Ist das etwas, das du dir auch in Zukunft ­vorstellen könntest? Fernsehen? Shows? Auch mal ohne Musik auftreten?
Klar, das gab’s ja auch schon. Wenn es ­irgendwann mal eine eigene Show gibt oder das alles mehr in die Schauspielrichtung geht, wäre mir das im positiven Sinne egal. Das würde ich also machen.

Als wir das erste Mal miteinander ­gesprochen haben, hatte man den Eindruck, du switchst noch ein bisschen zwischen den Rollen. Jetzt sitzen wir hier und reden um einiges distanzierter über DCVDNS.

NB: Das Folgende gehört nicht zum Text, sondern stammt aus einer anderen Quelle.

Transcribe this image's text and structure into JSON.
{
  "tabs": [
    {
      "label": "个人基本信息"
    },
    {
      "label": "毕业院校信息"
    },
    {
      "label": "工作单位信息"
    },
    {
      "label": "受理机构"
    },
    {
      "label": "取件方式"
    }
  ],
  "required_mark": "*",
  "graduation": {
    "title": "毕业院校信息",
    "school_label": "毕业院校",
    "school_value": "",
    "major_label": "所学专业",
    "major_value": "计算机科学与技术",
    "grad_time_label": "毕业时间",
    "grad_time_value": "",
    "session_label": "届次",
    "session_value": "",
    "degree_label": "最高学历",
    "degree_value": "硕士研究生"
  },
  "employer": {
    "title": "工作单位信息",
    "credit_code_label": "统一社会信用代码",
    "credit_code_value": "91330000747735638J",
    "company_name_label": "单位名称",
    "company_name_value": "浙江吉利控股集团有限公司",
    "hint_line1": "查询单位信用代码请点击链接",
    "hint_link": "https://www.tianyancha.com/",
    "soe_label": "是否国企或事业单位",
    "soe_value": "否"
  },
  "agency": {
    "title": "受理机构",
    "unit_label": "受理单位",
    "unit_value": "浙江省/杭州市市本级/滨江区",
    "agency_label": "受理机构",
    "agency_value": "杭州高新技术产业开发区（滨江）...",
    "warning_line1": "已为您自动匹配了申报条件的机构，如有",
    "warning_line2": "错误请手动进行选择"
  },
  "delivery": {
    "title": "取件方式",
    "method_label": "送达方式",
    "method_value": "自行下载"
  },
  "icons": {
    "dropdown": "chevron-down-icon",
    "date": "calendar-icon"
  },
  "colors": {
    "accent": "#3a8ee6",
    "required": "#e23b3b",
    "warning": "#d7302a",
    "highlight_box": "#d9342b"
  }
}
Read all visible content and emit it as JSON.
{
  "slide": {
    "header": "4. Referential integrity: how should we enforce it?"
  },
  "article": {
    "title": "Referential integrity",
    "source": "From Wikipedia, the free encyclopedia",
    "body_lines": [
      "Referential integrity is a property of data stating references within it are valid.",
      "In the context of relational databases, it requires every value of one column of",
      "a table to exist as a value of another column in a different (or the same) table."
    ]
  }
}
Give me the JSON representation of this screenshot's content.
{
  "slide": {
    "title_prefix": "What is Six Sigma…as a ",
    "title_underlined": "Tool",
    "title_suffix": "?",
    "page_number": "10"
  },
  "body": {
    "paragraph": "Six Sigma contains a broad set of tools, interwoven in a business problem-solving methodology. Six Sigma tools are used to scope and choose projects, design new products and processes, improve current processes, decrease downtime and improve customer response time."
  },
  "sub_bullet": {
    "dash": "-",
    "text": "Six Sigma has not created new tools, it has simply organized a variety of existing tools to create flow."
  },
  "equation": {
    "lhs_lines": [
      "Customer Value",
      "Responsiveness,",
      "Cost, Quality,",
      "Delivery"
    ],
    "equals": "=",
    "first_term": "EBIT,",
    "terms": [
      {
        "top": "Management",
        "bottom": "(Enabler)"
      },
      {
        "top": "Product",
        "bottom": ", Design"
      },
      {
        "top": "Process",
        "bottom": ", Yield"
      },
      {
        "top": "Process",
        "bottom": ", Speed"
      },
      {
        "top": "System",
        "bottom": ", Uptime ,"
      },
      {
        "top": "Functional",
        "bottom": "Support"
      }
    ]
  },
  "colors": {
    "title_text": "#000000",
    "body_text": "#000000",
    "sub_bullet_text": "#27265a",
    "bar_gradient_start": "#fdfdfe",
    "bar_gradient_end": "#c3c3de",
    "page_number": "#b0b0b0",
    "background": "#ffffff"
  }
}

Für mich ist das alles weniger Rolle als für die anderen. Wenn ich sage, dass mir Auftritte egal sind und sie mir weder Spaß noch schlechte Laune bereiten, dann ist das so. Ich habe dann auch keine Lust, das jemandem im Interview zu erklären. Das sage ich ja auch in »Atelier«. ­Picasso hat auch niemand gefragt, warum er das und das so gemalt hat. Die Leute ­interpretieren es selbst. Wenn man sich erklärt, wird es ja auch langweilig. Ich fühle mich auch nicht wohl, wenn ich zu viel von mir preisgebe. Ich antworte so, wie ich mich wohlfühle.